Guinea-Bissau soldiers were in control of the capital of the coup-prone nation Friday and holding both the prime minister and interim president, as the world condemned their power grab.
Prime Minister Carlos Gomes Junior — the favourite in a second-round presidential election set for this month — was seized in a military assault on his home using rocket-propelled grenades the previous evening.
Interim president Raimundo Pereira was also being held, while heavily armed soldiers patrolled Bissau on the day after their coup, in which they seized ruling party headquarters and the state radio station.
Soldiers also clustered at the finance and justice ministries and the headquarters of the ruling African Party for the Independence of Guinea-Bissau and Cape Verde (PAIGC).
A shadowy “military command” insisted in a statement it was not interested in power and said it had acted because of an alleged “secret deal” with Angola, which has 200 troops in the country to help reform the military.
The UN Security Council on Friday “condemned the military action and urged the immediate restoration of civilian authority”, US ambassador to the United Nations Susan Rice said after council talks.
Violence had been feared for days in the former Portuguese colony, which has seen half a dozen coups or attempted coups since 1980 and has become a hub for drug-running between South America and Europe.
Gomes had garnered 49 percent of the vote in the first round election on March 18, and campaigning for the second round was supposed to start Friday.
The opposition — led by second-placed Kumba Yala, a former president who claims the first round was rigged — has called for a boycott of the run-off, which had been postponed on Wednesday from April 22 to 29.
On Thursday evening, soldiers armed with rocket-propelled grenades and Kalashnikov rifles launched their power grab, and gunfire and ambulance sirens echoed through a city plunged into darkness as electricity was cut off.
A rocket strike gutted the living room of Gomes’ residence, and his wife Salome told AFP that soldiers whisked the premier away in a pickup truck.
A military source said the arrested leaders were taken to army headquarters at San Vincente, 45 kilometres (28 miles) north of the capital.
The soldiers’ leadership, and their intentions, remained unclear by Friday afternoon following their actions which claimed no known casualties in the impoverished country of 1.6 million people.

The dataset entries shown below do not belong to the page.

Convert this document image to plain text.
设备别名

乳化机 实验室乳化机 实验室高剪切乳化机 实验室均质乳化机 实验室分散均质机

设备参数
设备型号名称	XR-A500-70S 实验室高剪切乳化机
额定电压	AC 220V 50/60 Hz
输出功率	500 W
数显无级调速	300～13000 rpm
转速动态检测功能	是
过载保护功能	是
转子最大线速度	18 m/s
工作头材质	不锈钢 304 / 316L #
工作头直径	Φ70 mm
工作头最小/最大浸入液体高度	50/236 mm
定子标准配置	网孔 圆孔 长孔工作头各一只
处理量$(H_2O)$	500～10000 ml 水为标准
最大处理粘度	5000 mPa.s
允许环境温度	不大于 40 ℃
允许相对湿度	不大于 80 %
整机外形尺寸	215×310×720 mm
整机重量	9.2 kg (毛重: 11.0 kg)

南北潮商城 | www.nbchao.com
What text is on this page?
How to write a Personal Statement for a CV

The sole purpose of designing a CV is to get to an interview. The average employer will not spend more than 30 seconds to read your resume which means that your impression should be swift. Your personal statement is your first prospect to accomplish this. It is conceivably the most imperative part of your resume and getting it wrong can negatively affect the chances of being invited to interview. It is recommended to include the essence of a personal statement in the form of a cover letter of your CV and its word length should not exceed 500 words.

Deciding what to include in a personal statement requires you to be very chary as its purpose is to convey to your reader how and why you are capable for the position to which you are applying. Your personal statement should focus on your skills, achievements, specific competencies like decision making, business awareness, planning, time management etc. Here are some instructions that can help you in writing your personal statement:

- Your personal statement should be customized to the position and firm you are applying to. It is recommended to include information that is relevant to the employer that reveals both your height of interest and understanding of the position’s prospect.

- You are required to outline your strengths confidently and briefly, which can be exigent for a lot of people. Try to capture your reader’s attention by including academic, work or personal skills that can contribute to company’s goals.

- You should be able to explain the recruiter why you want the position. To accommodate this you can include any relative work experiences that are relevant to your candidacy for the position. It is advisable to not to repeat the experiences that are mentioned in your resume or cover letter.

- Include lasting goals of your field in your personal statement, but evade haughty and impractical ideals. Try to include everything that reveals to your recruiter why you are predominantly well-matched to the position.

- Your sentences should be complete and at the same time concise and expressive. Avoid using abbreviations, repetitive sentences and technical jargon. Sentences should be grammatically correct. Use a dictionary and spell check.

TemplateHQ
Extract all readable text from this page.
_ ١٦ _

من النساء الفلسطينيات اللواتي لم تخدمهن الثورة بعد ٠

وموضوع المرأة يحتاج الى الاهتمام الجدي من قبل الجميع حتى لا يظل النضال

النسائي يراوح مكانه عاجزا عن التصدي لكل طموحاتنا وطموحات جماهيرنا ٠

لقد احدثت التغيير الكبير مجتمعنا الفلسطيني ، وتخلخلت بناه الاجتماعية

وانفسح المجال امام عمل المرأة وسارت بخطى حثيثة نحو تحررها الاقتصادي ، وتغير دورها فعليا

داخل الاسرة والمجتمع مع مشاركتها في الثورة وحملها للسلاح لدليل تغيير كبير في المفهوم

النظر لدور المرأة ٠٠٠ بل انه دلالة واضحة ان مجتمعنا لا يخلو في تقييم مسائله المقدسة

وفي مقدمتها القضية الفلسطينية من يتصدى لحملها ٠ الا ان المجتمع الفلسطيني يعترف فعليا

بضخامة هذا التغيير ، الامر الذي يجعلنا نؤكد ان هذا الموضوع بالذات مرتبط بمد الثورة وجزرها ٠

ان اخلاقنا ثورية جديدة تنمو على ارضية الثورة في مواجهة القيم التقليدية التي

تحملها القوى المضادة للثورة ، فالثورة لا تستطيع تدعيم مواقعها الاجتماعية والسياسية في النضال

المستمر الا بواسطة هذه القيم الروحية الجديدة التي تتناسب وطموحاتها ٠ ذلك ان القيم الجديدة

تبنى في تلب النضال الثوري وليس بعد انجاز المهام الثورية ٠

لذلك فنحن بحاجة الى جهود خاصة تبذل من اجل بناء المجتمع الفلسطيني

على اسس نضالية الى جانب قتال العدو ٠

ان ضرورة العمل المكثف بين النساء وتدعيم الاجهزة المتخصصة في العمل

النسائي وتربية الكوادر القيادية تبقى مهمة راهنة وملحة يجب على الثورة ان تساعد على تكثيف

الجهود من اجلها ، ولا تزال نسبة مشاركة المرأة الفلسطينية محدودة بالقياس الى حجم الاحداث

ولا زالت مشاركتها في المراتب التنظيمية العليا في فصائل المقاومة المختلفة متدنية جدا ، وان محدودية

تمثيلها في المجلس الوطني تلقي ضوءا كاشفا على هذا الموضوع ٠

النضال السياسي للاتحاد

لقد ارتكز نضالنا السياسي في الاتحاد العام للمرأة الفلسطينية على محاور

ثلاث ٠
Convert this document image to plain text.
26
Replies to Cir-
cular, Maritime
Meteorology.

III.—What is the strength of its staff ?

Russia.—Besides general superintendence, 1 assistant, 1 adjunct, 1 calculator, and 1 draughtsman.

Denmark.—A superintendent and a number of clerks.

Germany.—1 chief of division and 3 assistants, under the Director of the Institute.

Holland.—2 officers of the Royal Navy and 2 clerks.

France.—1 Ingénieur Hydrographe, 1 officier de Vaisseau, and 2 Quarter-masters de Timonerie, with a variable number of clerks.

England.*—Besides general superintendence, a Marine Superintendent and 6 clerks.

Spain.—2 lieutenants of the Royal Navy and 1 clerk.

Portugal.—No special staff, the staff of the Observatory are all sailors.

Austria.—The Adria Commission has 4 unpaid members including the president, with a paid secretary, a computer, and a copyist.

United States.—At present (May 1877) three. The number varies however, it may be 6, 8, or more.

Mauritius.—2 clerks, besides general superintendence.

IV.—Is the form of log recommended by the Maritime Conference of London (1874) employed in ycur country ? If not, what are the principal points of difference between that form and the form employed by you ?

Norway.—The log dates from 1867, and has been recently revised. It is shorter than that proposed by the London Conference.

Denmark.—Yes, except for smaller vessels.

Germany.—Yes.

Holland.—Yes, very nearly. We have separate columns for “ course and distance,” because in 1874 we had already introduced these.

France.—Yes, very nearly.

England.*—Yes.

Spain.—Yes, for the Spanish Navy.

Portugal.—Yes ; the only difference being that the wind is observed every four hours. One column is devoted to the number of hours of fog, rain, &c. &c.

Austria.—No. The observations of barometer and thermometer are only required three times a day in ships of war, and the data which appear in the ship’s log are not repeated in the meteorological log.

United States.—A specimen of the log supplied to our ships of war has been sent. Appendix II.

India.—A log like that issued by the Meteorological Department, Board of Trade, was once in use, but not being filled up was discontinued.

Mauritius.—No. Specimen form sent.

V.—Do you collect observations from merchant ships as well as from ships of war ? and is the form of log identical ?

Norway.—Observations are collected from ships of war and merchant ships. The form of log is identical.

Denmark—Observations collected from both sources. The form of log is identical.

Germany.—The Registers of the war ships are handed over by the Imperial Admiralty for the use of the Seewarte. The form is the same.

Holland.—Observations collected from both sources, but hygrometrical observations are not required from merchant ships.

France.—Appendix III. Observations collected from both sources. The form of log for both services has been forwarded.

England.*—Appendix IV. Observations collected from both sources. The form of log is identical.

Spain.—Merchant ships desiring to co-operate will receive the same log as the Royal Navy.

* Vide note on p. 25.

“The military command has no ambition for power,” it said in a statement, alleging instead that it acted because the government was bent on “eliminating the army with a foreign military force.”
The army later called for a meeting of political parties at 1700 GMT Friday with the aim of resolving the crisis “which has created fear and chaos.”
It reaffirmed its intention “to maintain its distance from the democratically instituted civil power.”
The Angolan troop presence has been a bone of contention between the government and army amid suspicions that it was being secretly built up.
Former colonial power Portugal on Thursday condemned the coup and rejected suggestions that the Angolan deployment was suspicious.
“This mission is a factor of security, not a factor of instability,” said Foreign Minister Paulo Portas, adding that it was “important for (Guinea-Bissau) to have an international security presence.”
The soldiers’ action sparked widespread condemnation.
The US embassy in Senegal said: “It is regrettable that elements of the Bissau-Guinean military have chosen to derail the democratic process.”
The African Union’s commission chief Jean Ping condemned the “outrageous acts which undermine the efforts to stabilise the situation in Guinea-Bissau and tarnish the image of the country and Africa.”
West African regional group ECOWAS, which has been grappling with a putsch and rebellion in nearby Mali, “rigorously condemned” the coup.
Nigerian President Goodluck Jonathan said he and the government “totally condemn and reject the ongoing attempt by a segment of the military in Guinea-Bissau to subvert the country’s constitutional order”.
The first round vote was also tainted by the assassination of former military intelligence chief Colonel Samba Diallo. He had been accused of involvement in a 2009 bombing that killed the then army chief and prompted the murder of president Joao Bernardo Vieira in a revenge attack.
Since independence in 1974, Guinea-Bissau’s army and state have remained in constant, often deadly, conflict, and no president has ever completed a full term in office. Three have been overthrown and one was assassinated in office.
The latest election was held after the last president, Malam Bacai Sanha, died in January following a long illness.